I like programming for problem solving, I don't really like writing tests, but that's personal taste, a lot of people like to just use PowerPoint and Jira and tell others what they need to implement, but these people are not software developers.

selcuka · on July 8, 2024

> Was it a tragedy when developers mostly didn’t have to write assembly any more?

It wasn't, but for starters compilers have always been generally deterministic.

I'm not saying that this is completely useless (I personally think code completion tools such as GitHub CoPilot are fantastic), but it is still early to compare it to a compiler.

TuringNYC · on July 8, 2024

Perhaps a minority opinion, but i LOVE writing tests. I write them before I write the code, it is like playing chess with yourself.

benve · on July 8, 2024

I appreciate that your workflow is so linear. I often write tests, then the implementation, then I realize that the tests need to be corrected, then I change the implementation, then I change the tests, then I add other tests etc... etc...

I don't really like maintaining tests, it's often a lot of code that needs to be understood and changed carefully

autonomousErwin · on July 8, 2024

Really it's just validator code instead of feature code. I think this is the only realistic way forward for production level code written by AI, don't ask it to write code - ask it to pass your validation tests.

Essentially, everyone becomes a red team member trying to think of clever ways they can outwit the AI's code which I for one think this is going to be a lot of fun in the future - though we're still quite a way from there yet!

_flux · on July 8, 2024

Maybe in the future developers will be able to write just specifications.

benve · on July 8, 2024

this already happens, in many companies mid-level managers write the specifications (ambiguously) and other low-cost people implement them.

And when things don't work they call people like me, to try to understand the performance problems of something poorly defined and worse written.
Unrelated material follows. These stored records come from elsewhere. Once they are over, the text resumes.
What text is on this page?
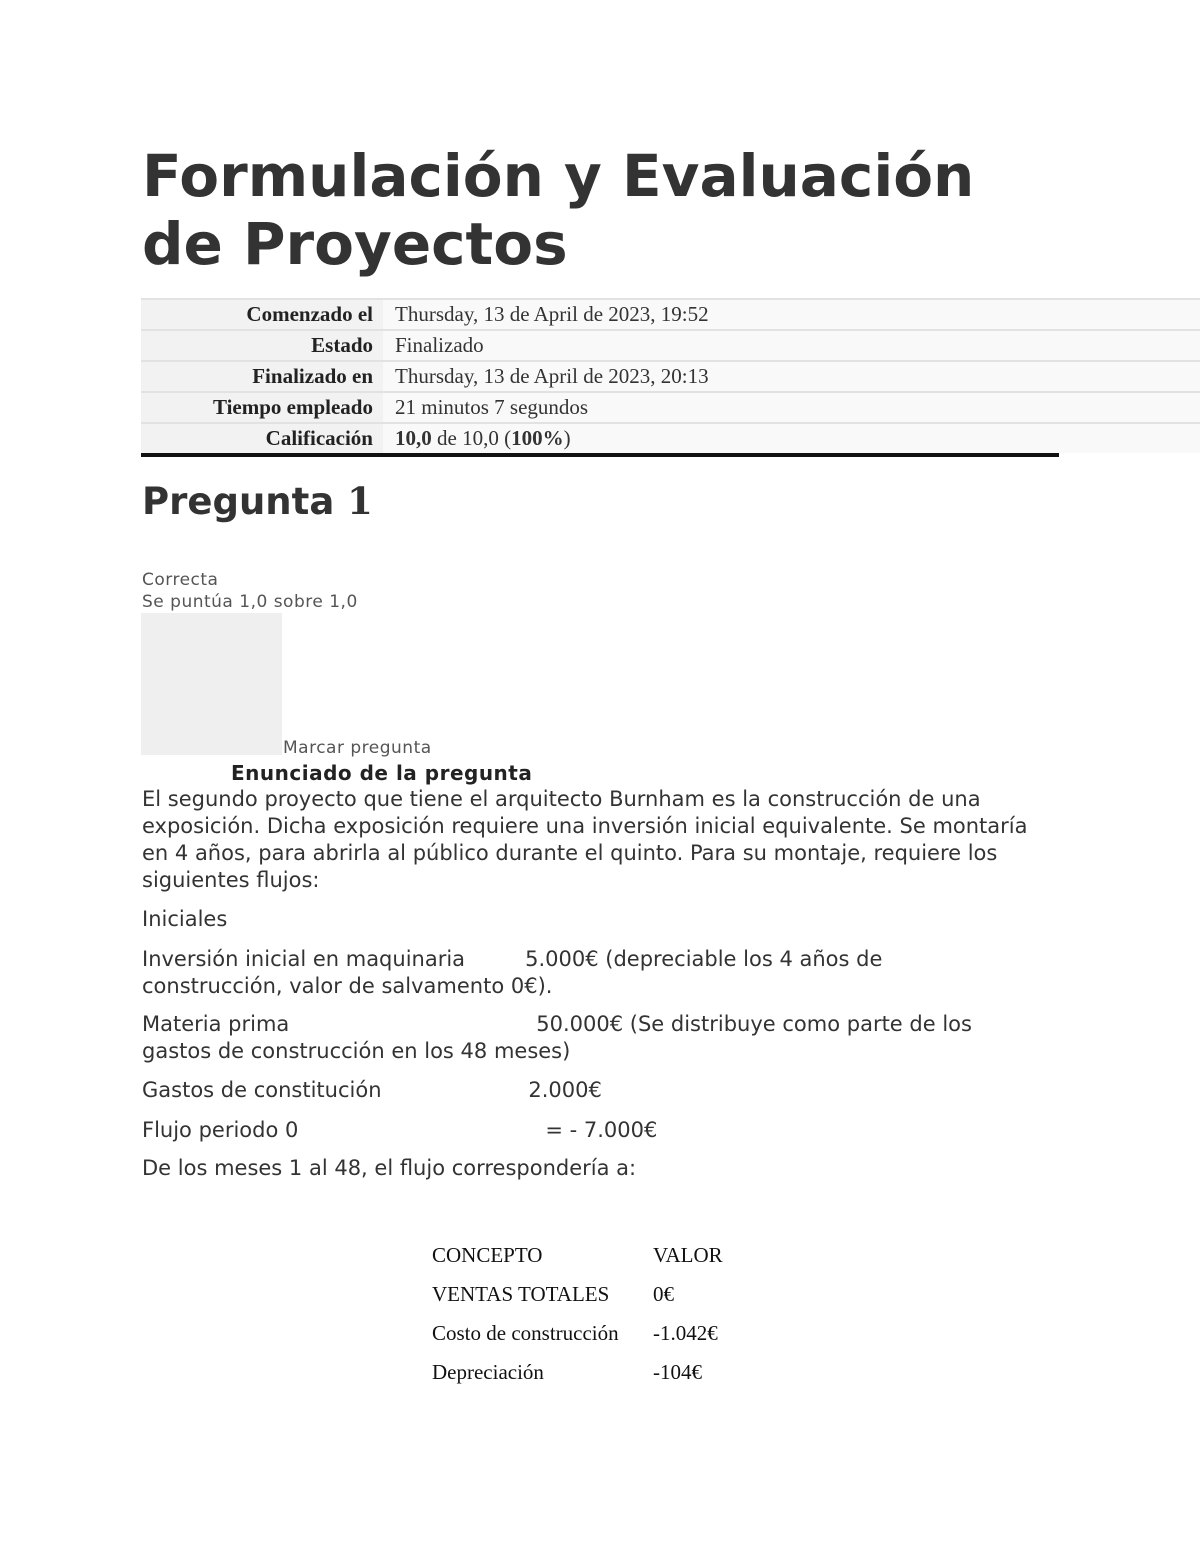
Formulación y Evaluación de Proyectos
Comenzado el	Thursday, 13 de April de 2023, 19:52
Estado	Finalizado
Finalizado en	Thursday, 13 de April de 2023, 20:13
Tiempo empleado	21 minutos 7 segundos
Calificación	10,0 de 10,0 (100%)
Pregunta 1
Correcta
Se puntúa 1,0 sobre 1,0
Marcar pregunta
Enunciado de la pregunta

El segundo proyecto que tiene el arquitecto Burnham es la construcción de una exposición. Dicha exposición requiere una inversión inicial equivalente. Se montaría en 4 años, para abrirla al público durante el quinto. Para su montaje, requiere los siguientes flujos:

Iniciales

Inversión inicial en maquinaria         5.000€ (depreciable los 4 años de

construcción, valor de salvamento 0€).

Materia prima                                     50.000€ (Se distribuye como parte de los

gastos de construcción en los 48 meses)

Gastos de constitución                      2.000€

Flujo periodo 0                                     = - 7.000€

De los meses 1 al 48, el flujo correspondería a:

CONCEPTO	VALOR
VENTAS TOTALES	0€
Costo de construcción	-1.042€
Depreciación	-104€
jacamera · on July 8, 2024

That's exactly what we do now.

_flux · on July 8, 2024

Arguably we write instructions: instead of writing out the problem and what the solution looks like, we describe a set of steps we go through—and if those steps are incorrect, there's nothing to compare against, because that was what we called the "specification".

Whether there's a difference there is in the eye of the beholder, but it does look like that specification languages such as TLA+/PlusCal/Squint or Alloy, or theorem proving languages like Coq (to be renamed Rocq) or Lean look a lot different from the likes of C, JavaScript or even Haskell.

ola_esponel · on July 8, 2024

Does this work with any llm?

jeylum22 · on July 8, 2024

[flagged]

itchyjunk · on July 8, 2024

Can you elaborate on why you think it won't? That might be more valuable use of everyone's time instead of the binary X will / won't happen stance comment.